Luzia Moniz acrescentou: “Ele (João Lourenço) tem esses poderes e os exerceu ao longo desses cinco anos, só que, ironia do destino, apesar daqueles todos poderes ele precisa da Tchizé e Isabel para sobreviver politicamente, e isso é uma derrota”.
A conhecida socióloga angolana defendeu também que João Lourenço poderia optar em abraçar a ideia do funeral de JES ser realizado apenas depois das eleições gerais, “como é pretensão de uma das filhas”, referido que este seria um “mal menor”.
Mas, “esse mal menor”, observou, é outra derrota porque João Lourenço precisa do cadáver de JES, porque na nossa cultura africana e judaico-cristã não há luto e óbito sem cadáver, é preciso o cadáver para fazermos o luto e João Lourenço precisa de politicamente disso”.
“Até porque ele vive uma guerra civil dentro do seu partido. Os “eduardistas” não são poucos dentro do país, aquelas manifestações, verdadeiramente espontâneas, pelas redes sociais de populares a chorarem com cânticos e responsabilizando João Lourenço pela precipitação da morte de JES, isso significa que o povo adotou a narrativa da Tchizé”, salientou.
João Lourenço “está em condição de desvantagem” e deveria dar sinais de distensão como liberar ‘Zenu’ (José Filomeno dos Santos, filho varão de JES) para ir ao encontro da família e não o manter como uma espécie de refém dependente do que vai acontecer”.
“Ele precisa de fazer aquilo que na nossa linguagem chamamos de “boa muxima” (dar sinais de abertura e proximidade).

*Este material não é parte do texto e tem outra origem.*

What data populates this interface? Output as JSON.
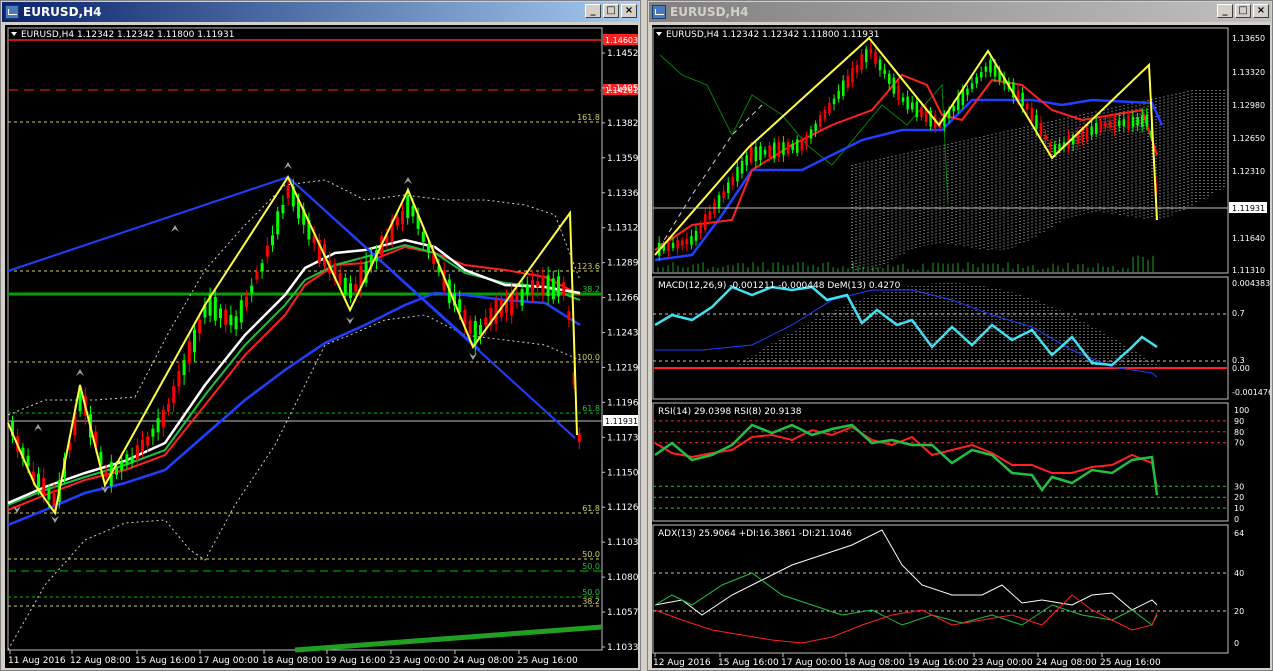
{
  "windows": [
    {
      "title": "EURUSD,H4",
      "buttons": [
        "_",
        "□",
        "×"
      ],
      "header": "EURUSD,H4  1.12342 1.12342 1.11800 1.11931",
      "price_labels": [
        "1.14520",
        "1.14055",
        "1.13820",
        "1.13590",
        "1.13360",
        "1.13125",
        "1.12895",
        "1.12660",
        "1.12430",
        "1.12195",
        "1.11965",
        "1.11730",
        "1.11500",
        "1.11265",
        "1.11035",
        "1.10800",
        "1.10570",
        "1.10335"
      ],
      "marker_labels": {
        "red_top": "1.14603",
        "red_dashed": "1.14261",
        "current": "1.11931"
      },
      "fib_labels": [
        "161.8",
        "123.6",
        "38.2",
        "100.0",
        "61.8",
        "61.8",
        "50.0",
        "50.0",
        "50.0",
        "38.2"
      ],
      "time_labels": [
        "11 Aug 2016",
        "12 Aug 08:00",
        "15 Aug 16:00",
        "17 Aug 00:00",
        "18 Aug 08:00",
        "19 Aug 16:00",
        "23 Aug 00:00",
        "24 Aug 08:00",
        "25 Aug 16:00"
      ]
    },
    {
      "title": "EURUSD,H4",
      "buttons": [
        "_",
        "□",
        "×"
      ],
      "header": "EURUSD,H4  1.12342 1.12342 1.11800 1.11931",
      "price_labels": [
        "1.13650",
        "1.13320",
        "1.12980",
        "1.12650",
        "1.12310",
        "1.11640",
        "1.11310"
      ],
      "current_label": "1.11931",
      "macd_header": "MACD(12,26,9) -0.001211 -0.000448  DeM(13) 0.4270",
      "macd_labels": [
        "0.004383",
        "0.7",
        "0.3",
        "0.00",
        "-0.001476"
      ],
      "rsi_header": "RSI(14) 29.0398  RSI(8) 20.9138",
      "rsi_labels": [
        "100",
        "90",
        "80",
        "70",
        "30",
        "20",
        "10",
        "0"
      ],
      "adx_header": "ADX(13) 25.9064  +DI:16.3861  -DI:21.1046",
      "adx_labels": [
        "64",
        "40",
        "20",
        "0"
      ],
      "time_labels": [
        "12 Aug 2016",
        "15 Aug 16:00",
        "17 Aug 00:00",
        "18 Aug 08:00",
        "19 Aug 16:00",
        "23 Aug 00:00",
        "24 Aug 08:00",
        "25 Aug 16:00"
      ]
    }
  ],
  "colors": {
    "bull": "#00ff00",
    "bear": "#ff0000",
    "zigzag": "#ffff40",
    "ma_blue": "#2040ff",
    "ma_white": "#ffffff",
    "ma_green": "#20c040",
    "ma_red": "#ff2020"
  }
}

João Lourenço precisa de fazer “boa muxima” e então esse um sinal de “boa muxima”, libertar o Zenu para neste momento difícil estar com a família em Barcelona”, assinalou.
“O outro sinal era libertar os meios de comunicação social de forma que a voz da Tchizé passasse na televisão, porque a Tchizé é uma espécie de porta-voz dos filhos que não querem entregar o corpo a João Lourenço. Aquele discurso truculento, ameaçador não é bom”, rematou Luzia Moniz.
O Presidente angolano, João Lourenço, procedeu hoje, em Luanda, a abertura oficial de um velório público em memória a José Eduardo dos Santos, a quem sucedeu após as eleições gerais de 2017.